Yesterday the Supreme Court of the United States had a day that looked busy, but fell short of some crucial goals for gay rights.
In the first round, they dismissed a case that sought to overturn the 2010 overturning of California’s “Proposition 8.” This paves the way for same-sex couples to obtain legal marriages in California, which is an excellent short term goal. The back story here is that Proposition 8 was a 2008 California ballot proposal and state constitutional amendment which declared that “only marriage between a man and a woman is valid or recognized in California.” That amendment was overturned in a United States District Court, which ruled that it violated the federal Constitution’s Due Process and Equal Protection clauses. This ruling was later upheld by the Ninth Circuit Court of Appeals, but a stay on the law remained in place as appeals continued to the Supreme Court. The Supreme Court’s dismissal makes the 2010 overruling valid, which means same-sex marriage within California can happily resume.

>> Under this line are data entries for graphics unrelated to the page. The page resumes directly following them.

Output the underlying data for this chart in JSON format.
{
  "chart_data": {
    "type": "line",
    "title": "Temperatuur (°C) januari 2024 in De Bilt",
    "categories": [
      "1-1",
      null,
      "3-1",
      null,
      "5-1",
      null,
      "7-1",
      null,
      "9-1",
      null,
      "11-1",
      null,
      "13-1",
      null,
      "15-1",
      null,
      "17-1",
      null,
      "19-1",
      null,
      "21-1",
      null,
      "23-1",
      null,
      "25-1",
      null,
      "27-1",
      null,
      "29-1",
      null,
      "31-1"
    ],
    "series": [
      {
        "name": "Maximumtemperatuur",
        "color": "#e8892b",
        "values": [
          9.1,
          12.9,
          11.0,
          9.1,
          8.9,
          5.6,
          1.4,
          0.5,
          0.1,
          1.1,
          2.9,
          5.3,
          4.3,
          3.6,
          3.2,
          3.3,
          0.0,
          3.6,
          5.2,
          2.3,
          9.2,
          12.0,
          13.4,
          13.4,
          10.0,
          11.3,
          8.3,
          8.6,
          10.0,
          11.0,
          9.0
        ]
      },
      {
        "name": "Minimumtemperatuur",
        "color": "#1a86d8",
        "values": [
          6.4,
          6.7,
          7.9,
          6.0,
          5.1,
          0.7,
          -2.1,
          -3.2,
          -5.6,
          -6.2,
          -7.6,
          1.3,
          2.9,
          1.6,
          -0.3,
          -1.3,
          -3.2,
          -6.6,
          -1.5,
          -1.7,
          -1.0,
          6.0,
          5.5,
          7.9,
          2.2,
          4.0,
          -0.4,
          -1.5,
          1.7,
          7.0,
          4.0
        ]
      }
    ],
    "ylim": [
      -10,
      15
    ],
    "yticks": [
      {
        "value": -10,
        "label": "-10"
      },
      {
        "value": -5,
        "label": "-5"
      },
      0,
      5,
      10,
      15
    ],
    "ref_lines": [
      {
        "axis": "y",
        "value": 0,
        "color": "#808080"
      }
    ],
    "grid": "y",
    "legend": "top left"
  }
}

Unfortunately, SCOTUS took the quick and dirty way out of this one. They dismissed the case on the grounds that the parties seeking the appeal had no legal grounds to do so. By choosing to dismiss rather than to rule upon the case, it means that the 29 other states whose constitutions ban same-sex marriage automatically have those laws upheld, though they violate the federal Constitution’s guarantees of Due Process and Equal Protection just as much as California’s short-lived constitutional ban did.
Massive opportunity lost in round 1.
Round two also looks similarly promising on its face value, for SCOTUS declared section 3 of the the Defense of Marriage Act (DOMA) unconstitutional. This section reads as follows:
In determining the meaning of any Act of Congress, or of any ruling, regulation, or interpretation of the various administrative bureaus and agencies of the United States, the word ‘marriage’ means only a legal union between one man and one woman as husband and wife, and the word ‘spouse’ refers only to a person of the opposite sex who is a husband or a wife.
SCOTUS declared this section of DOMA unconstitutional for it effectively trumps the laws of the 12 states (Connecticut, Delaware, Iowa, Maine, Maryland, Massachusetts, Minnesota, New Hampshire, New York, Rhode Island, Vermont, and Washington), the District of Columbia, and the five Native American tribes (the Coquille Indian Tribe, the Suquamish Tribe, the Little Traver Bay Bands of Odawa Indians, the Pokagon Band of Potawatomi Indians, and the Iipay Nation of Santa Ysabel) that have all legalized same-sex marriage. This ‘trump’ is what is unconstitutional since, according to the Tenth Amendment, “the powers not delegated to the United States by the Constitution, nor prohibited by it to the States, are reserved to the States respectively, or to the people.” Since the federal Constitution itself has no ruling upon marriage, it is state law that has the final say on who can legally be married and thus be subject to the 1,000+ federal laws in which marital status matters.
On the one hand, the same-sex married couples in the states where it is legal to be married can happily enjoy such things as not having to pay federal estate taxes on property inherited from a deceased spouse, which is awesome. On the other hand, though, other parts of DOMA are still upheld, especially section 2 which declares that :
No State, territory, or possession of the United States, or Indian tribe, shall be required to give effect to any public act, record, or judicial proceeding of any other State, territory, possession, or tribe respecting a relationship between persons of the same sex that is treated as a marriage under the laws of such other State, territory, possession, or tribe, or a right or claim arising from such relationship.
This means that if a same-sex couple who was legally married in a place where such a union is legal moves to a state where that union is prohibited by the state’s constitution, that state does not have to recognize their marriage. This can matter when it comes to things such as a surviving spouse receiving Social Security survivor benefits, which depends upon where the couple is living when one party dies. As of now, it is unclear whether that legally married couple would be eligible for such things if they move to a state where same-sex marriage is prohibited.
Clearly there’s some issues of Equal Protection at risk in section 2 as well, but SCOTUS sidestepped that issue altogether.
Massive opportunity lost in round 2.
While I’m glad that California’s Prop 8 and DOMA’s section 3 were thoroughly killed, I wish that the Justices could have given a broader ruling that would at least allow legally married same-sex couples to enjoy their rights in this country no matter where their lives physically take them. Alas, the only thing that could settle this debate–a Supreme Court ruling on the federal Constitutionality of a state constitution’s ban on same-sex marriage–still looms on the horizon.